3. Memiliki aksesibititas terhadap fasilitas umum.

4. Menjamin privasi antar jenis kelamin dan berbagai kelompok usia.

5. Sebuah tempat sampah berukuran 100 liter untuk 10 keluarga, atau barang lain dengan jumlah yang
setara

6. Satu jamban keluarga digunakan maksimal untuk 20 orang.

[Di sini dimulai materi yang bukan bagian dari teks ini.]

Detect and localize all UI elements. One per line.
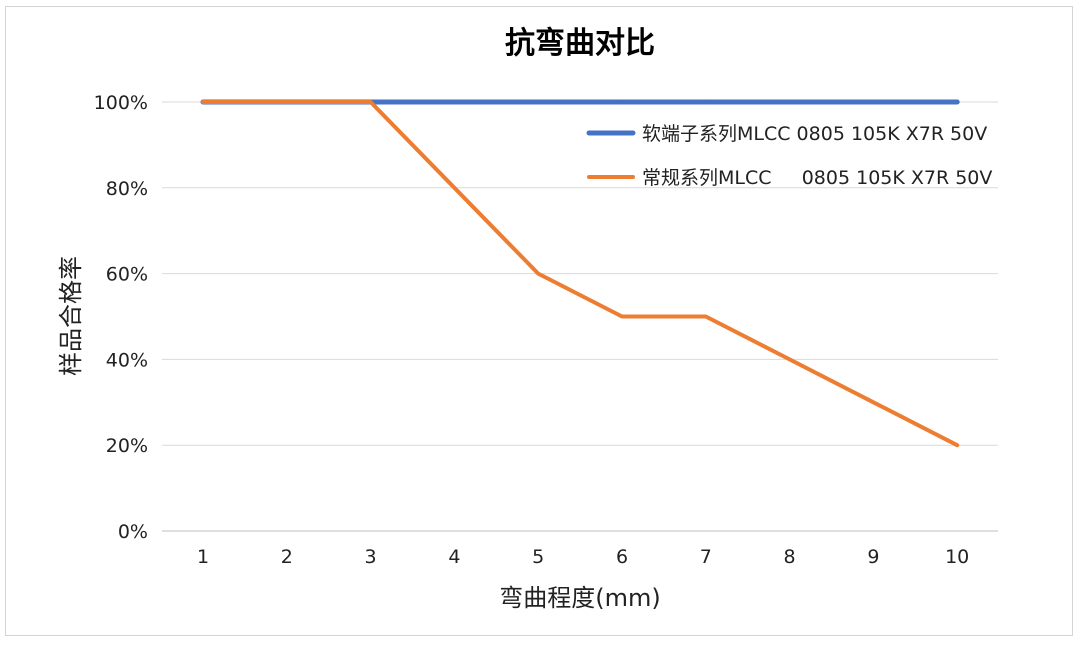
x-tick-label: 10	[945, 546, 969, 568]
x-tick-label: 4	[448, 546, 460, 568]
data-point	[705, 315, 707, 318]
x-axis-ticks: 1 2 3 4 5 6 7 8 9 10	[197, 546, 969, 568]
x-axis-label: 弯曲程度(mm)	[499, 584, 660, 612]
y-axis-label: 样品合格率	[57, 256, 85, 376]
data-point	[872, 101, 875, 103]
x-tick-label: 8	[784, 546, 796, 568]
legend: 软端子系列MLCC 0805 105K X7R 50V 常规系列MLCC 0805…	[586, 123, 992, 189]
data-point	[202, 101, 204, 103]
y-tick-label: 20%	[106, 435, 148, 457]
x-tick-label: 9	[867, 546, 879, 568]
x-tick-label: 1	[197, 546, 209, 568]
y-tick-label: 80%	[106, 178, 148, 200]
y-tick-label: 40%	[106, 349, 148, 371]
data-point	[621, 315, 623, 318]
legend-label: 常规系列MLCC 0805 105K X7R 50V	[642, 167, 992, 189]
data-point	[705, 101, 707, 103]
data-point	[956, 444, 958, 447]
y-tick-label: 60%	[106, 264, 148, 286]
y-axis-ticks: 0% 20% 40% 60% 80% 100%	[94, 92, 148, 543]
data-point	[788, 358, 791, 361]
data-point	[453, 187, 456, 189]
x-tick-label: 7	[700, 546, 712, 568]
x-tick-label: 6	[616, 546, 628, 568]
data-point	[872, 401, 875, 404]
data-point	[369, 101, 372, 103]
data-point	[286, 101, 288, 103]
data-point	[956, 101, 958, 103]
data-point	[537, 272, 539, 275]
y-tick-label: 0%	[118, 521, 148, 543]
series-line-2	[201, 100, 960, 448]
data-point	[537, 101, 539, 103]
data-point	[453, 101, 456, 103]
data-point	[621, 101, 623, 103]
x-tick-label: 2	[281, 546, 293, 568]
x-tick-label: 5	[532, 546, 544, 568]
chart-title: 抗弯曲对比	[505, 26, 655, 61]
y-tick-label: 100%	[94, 92, 148, 114]
legend-label: 软端子系列MLCC 0805 105K X7R 50V	[642, 123, 987, 145]
data-point	[788, 101, 791, 103]
x-tick-label: 3	[365, 546, 377, 568]
series-lines	[200, 99, 960, 448]
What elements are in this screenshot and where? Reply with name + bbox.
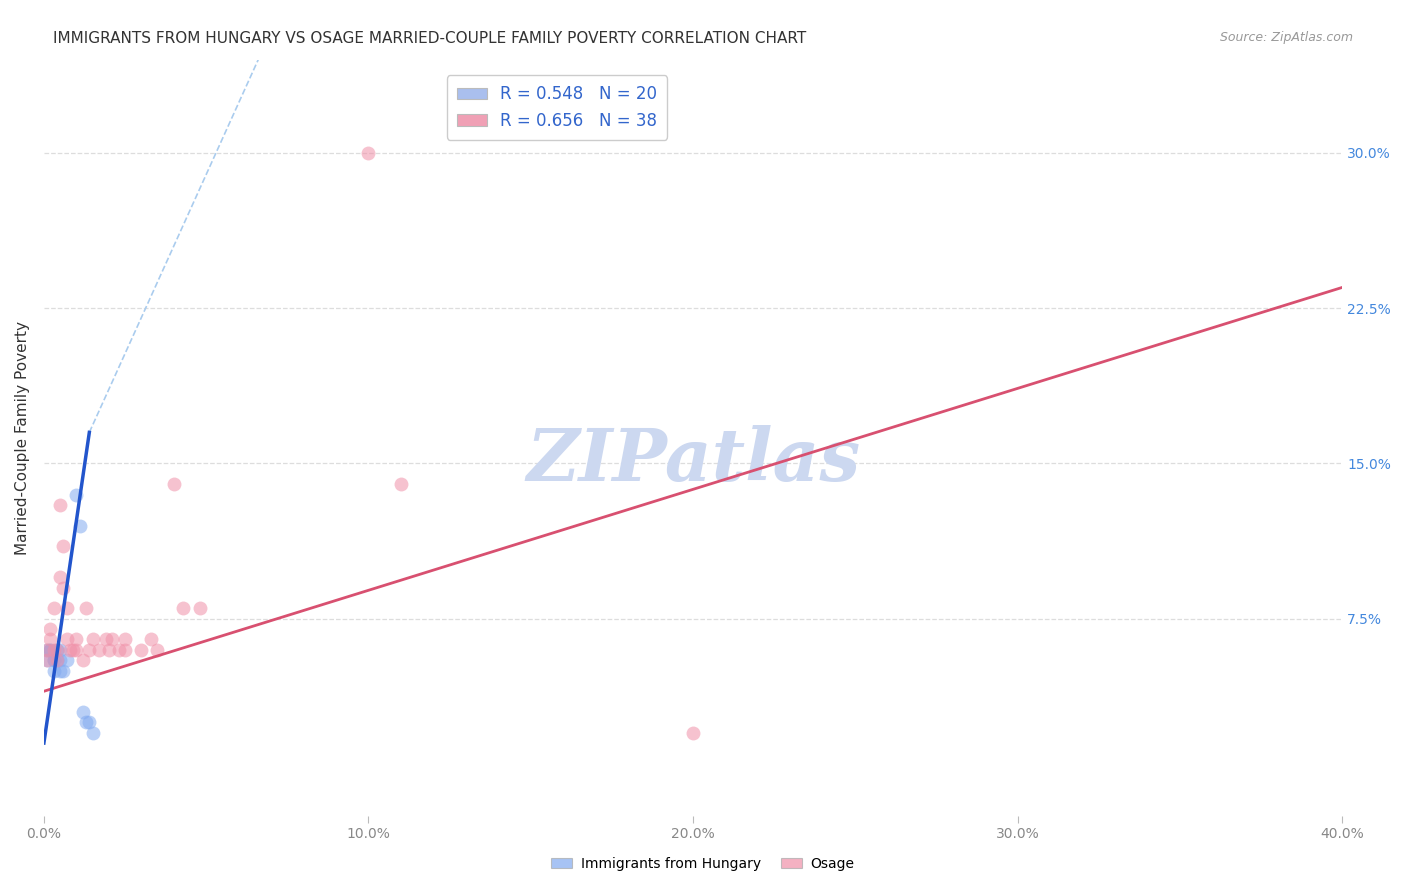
Point [55, 653, 77, 667]
Point [94, 632, 117, 647]
Point [55, 632, 77, 647]
Point [52, 581, 75, 595]
Point [42, 653, 65, 667]
Point [114, 643, 136, 657]
Point [39, 632, 62, 647]
Point [75, 601, 97, 615]
Point [45, 653, 67, 667]
Point [37, 643, 59, 657]
Point [72, 705, 94, 719]
Point [52, 539, 75, 553]
Point [79, 643, 101, 657]
Point [39, 643, 62, 657]
Point [82, 725, 104, 739]
Point [37, 653, 59, 667]
Point [39, 643, 62, 657]
Point [188, 601, 211, 615]
Point [139, 632, 162, 647]
Point [82, 632, 104, 647]
Point [107, 643, 129, 657]
Point [75, 715, 97, 730]
Point [682, 725, 704, 739]
Point [42, 653, 65, 667]
Point [65, 487, 87, 501]
Y-axis label: Married-Couple Family Poverty: Married-Couple Family Poverty [15, 320, 30, 555]
Point [49, 643, 72, 657]
Point [101, 632, 124, 647]
Point [62, 643, 84, 657]
Point [45, 643, 67, 657]
Point [389, 477, 412, 491]
Point [172, 601, 194, 615]
Point [65, 643, 87, 657]
Point [357, 145, 380, 160]
Point [163, 477, 186, 491]
Point [49, 498, 72, 512]
Point [45, 643, 67, 657]
Point [49, 664, 72, 678]
Point [42, 601, 65, 615]
Point [52, 664, 75, 678]
Point [97, 643, 120, 657]
Point [87, 643, 110, 657]
Point [72, 653, 94, 667]
Point [42, 643, 65, 657]
Point [65, 632, 87, 647]
Point [69, 518, 91, 533]
Text: ZIPatlas: ZIPatlas [526, 425, 860, 496]
Point [49, 653, 72, 667]
Legend: R = 0.548   N = 20, R = 0.656   N = 38: R = 0.548 N = 20, R = 0.656 N = 38 [447, 76, 666, 140]
Point [146, 643, 169, 657]
Point [39, 622, 62, 636]
Point [79, 715, 101, 730]
Legend: Immigrants from Hungary, Osage: Immigrants from Hungary, Osage [546, 851, 860, 876]
Point [49, 570, 72, 584]
Point [45, 653, 67, 667]
Point [129, 643, 152, 657]
Text: Source: ZipAtlas.com: Source: ZipAtlas.com [1219, 31, 1353, 45]
Point [55, 601, 77, 615]
Point [59, 643, 82, 657]
Point [37, 653, 59, 667]
Point [37, 643, 59, 657]
Point [114, 632, 136, 647]
Text: IMMIGRANTS FROM HUNGARY VS OSAGE MARRIED-COUPLE FAMILY POVERTY CORRELATION CHART: IMMIGRANTS FROM HUNGARY VS OSAGE MARRIED… [53, 31, 807, 46]
Point [42, 664, 65, 678]
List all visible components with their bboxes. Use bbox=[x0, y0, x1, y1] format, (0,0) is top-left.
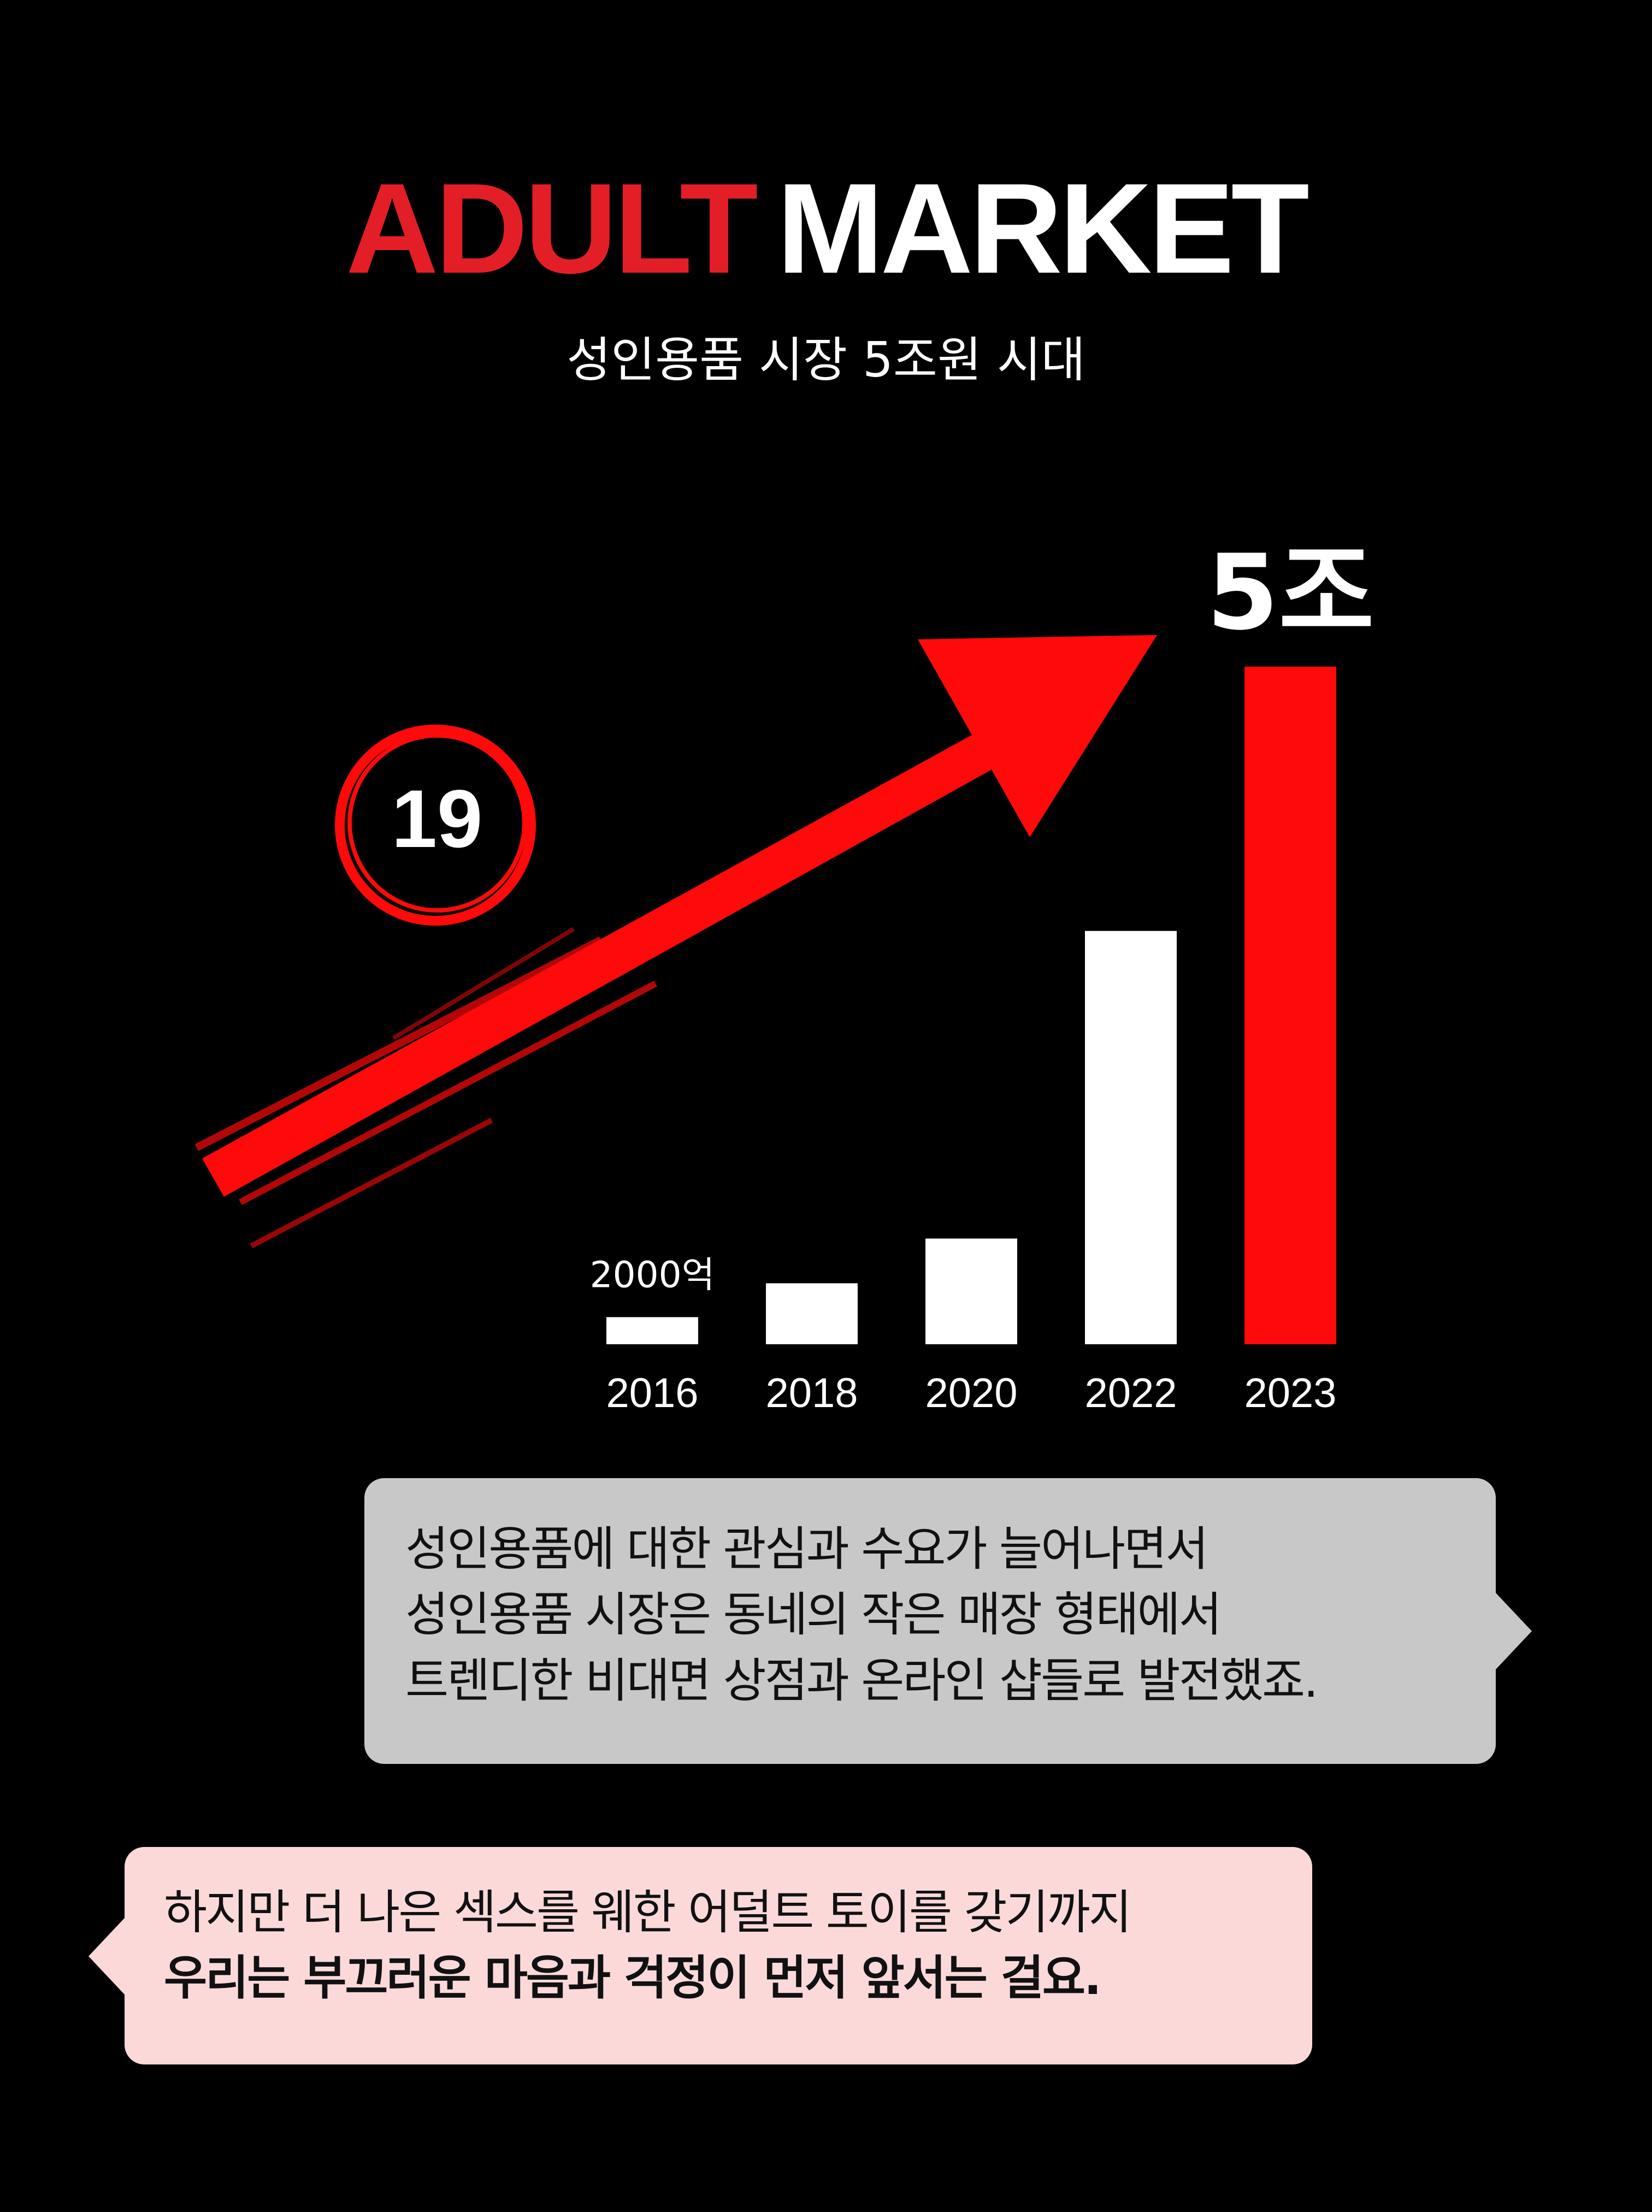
page-subtitle: 성인용품 시장 5조원 시대 bbox=[567, 332, 1085, 388]
title-market: MARKET bbox=[776, 156, 1309, 300]
bar-2018 bbox=[766, 1283, 858, 1344]
bubble2-line1: 하지만 더 나은 섹스를 웨한 어덜트 토이를 갖기까지 bbox=[164, 1885, 1132, 1940]
bubble1-line1: 성인용품에 대한 관심과 수요가 늘어나면서 bbox=[405, 1522, 1209, 1576]
trend-arrow-icon bbox=[194, 635, 1157, 1249]
market-bar-chart: 19 2016 2000억 2018 2020 2022 2023 5조 bbox=[194, 532, 1374, 1416]
badge-label: 19 bbox=[392, 773, 483, 864]
tick-label-2020: 2020 bbox=[925, 1370, 1017, 1416]
tick-label-2016: 2016 bbox=[606, 1370, 698, 1416]
speech-bubble-pink: 하지만 더 나은 섹스를 웨한 어덜트 토이를 갖기까지 우리는 부끄러운 마음… bbox=[88, 1847, 1312, 2064]
bar-2016 bbox=[606, 1317, 698, 1344]
tick-label-2023: 2023 bbox=[1244, 1370, 1336, 1416]
bar-2023 bbox=[1244, 667, 1336, 1344]
bubble1-line2: 성인용품 시장은 동네의 작은 매장 형태에서 bbox=[405, 1587, 1222, 1643]
speech-bubble-gray: 성인용품에 대한 관심과 수요가 늘어나면서 성인용품 시장은 동네의 작은 매… bbox=[364, 1478, 1532, 1764]
bar-2022 bbox=[1085, 931, 1177, 1344]
tick-label-2018: 2018 bbox=[765, 1370, 858, 1416]
title-adult: ADULT bbox=[346, 156, 758, 300]
bar-2020 bbox=[925, 1238, 1017, 1344]
bars-group: 2016 2000억 2018 2020 2022 2023 5조 bbox=[590, 532, 1374, 1416]
bubble-tail-left bbox=[88, 1918, 125, 1995]
page-title: ADULT MARKET bbox=[0, 164, 1652, 292]
data-label-2016: 2000억 bbox=[590, 1254, 715, 1296]
bubble1-line3: 트렌디한 비대면 상점과 온라인 샵들로 발전했죠. bbox=[405, 1653, 1318, 1708]
tick-label-2022: 2022 bbox=[1084, 1370, 1177, 1416]
data-label-2023: 5조 bbox=[1206, 532, 1374, 653]
bubble-tail-right bbox=[1496, 1593, 1532, 1669]
age-19-badge: 19 bbox=[335, 725, 536, 926]
bubble2-line2: 우리는 부끄러운 마음과 걱정이 먼저 앞서는 걸요. bbox=[164, 1951, 1102, 2006]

7. Satu tempat yang dipergunakan untuk mencuci pakaian dan peralatan rumah tangga, paling banyak
dipakai untuk 100 orang.

8. Persediaan air harus cukup untuk memberi sedikit–dikitnya 15 liter per/hari


Evakuasi Korban Fraktur
Sebelum terapi definitive fraktur dilakukan, perhatian ditujukan pada pertolongan pertama prinsip (Advanced
Trauma Life Support (ATLS), penilaian klinis pasien dengan kemungkinan adanya luka atau komplikasi, dan
resusitasi.

Pertolongan Pertama:
1. Memastikan jalan nafas bersih
2. Memastikan apakah ada perdarahan eksternal
Sangat jarang kasus perdarahan yang memerlukan torniket. Semua perdarahan biasa dapat dikontrol dengan
membebat rapat luka, hanya jika perdarahan hebat dengan kondisi pasien berbaring yang memerlukan tekanan dari
torniket.
Penekanan daerah perdarahan arteri utama di ujung tungkai juga dapat dilakukan untuk mengontrol perdarahan
3. Membersihkan luka
4. Menyediakan alat imobilisasi untuk fraktur lengan dan tungkai.
2 prinsip pembidaian yaitu jika terdapat fraktur pada sendi maka pembidaian pada 2 tulang dan jika fraktur
pada tulang maka pembidaian melewati2 sendi
5. Membuat pasien nyaman selama menunggu bantuan/ambulan datang
Apabila perlu memindahkan pasien dengan fraktur tulang yang panjang, lakukan traksi untuk meringankan
nyeri.
Apabila ada fraktur spinal column, penanganan kemudian pindahkan, untuk mencegah keparahan lebih
lanjut.
Maka penting untuk mencegah fleksi dan ekstensi spinal karena dapat membuat pergeseran. Mempersiapkan
proteksi leher berupa cervical collar sebelum memindahkan pasien.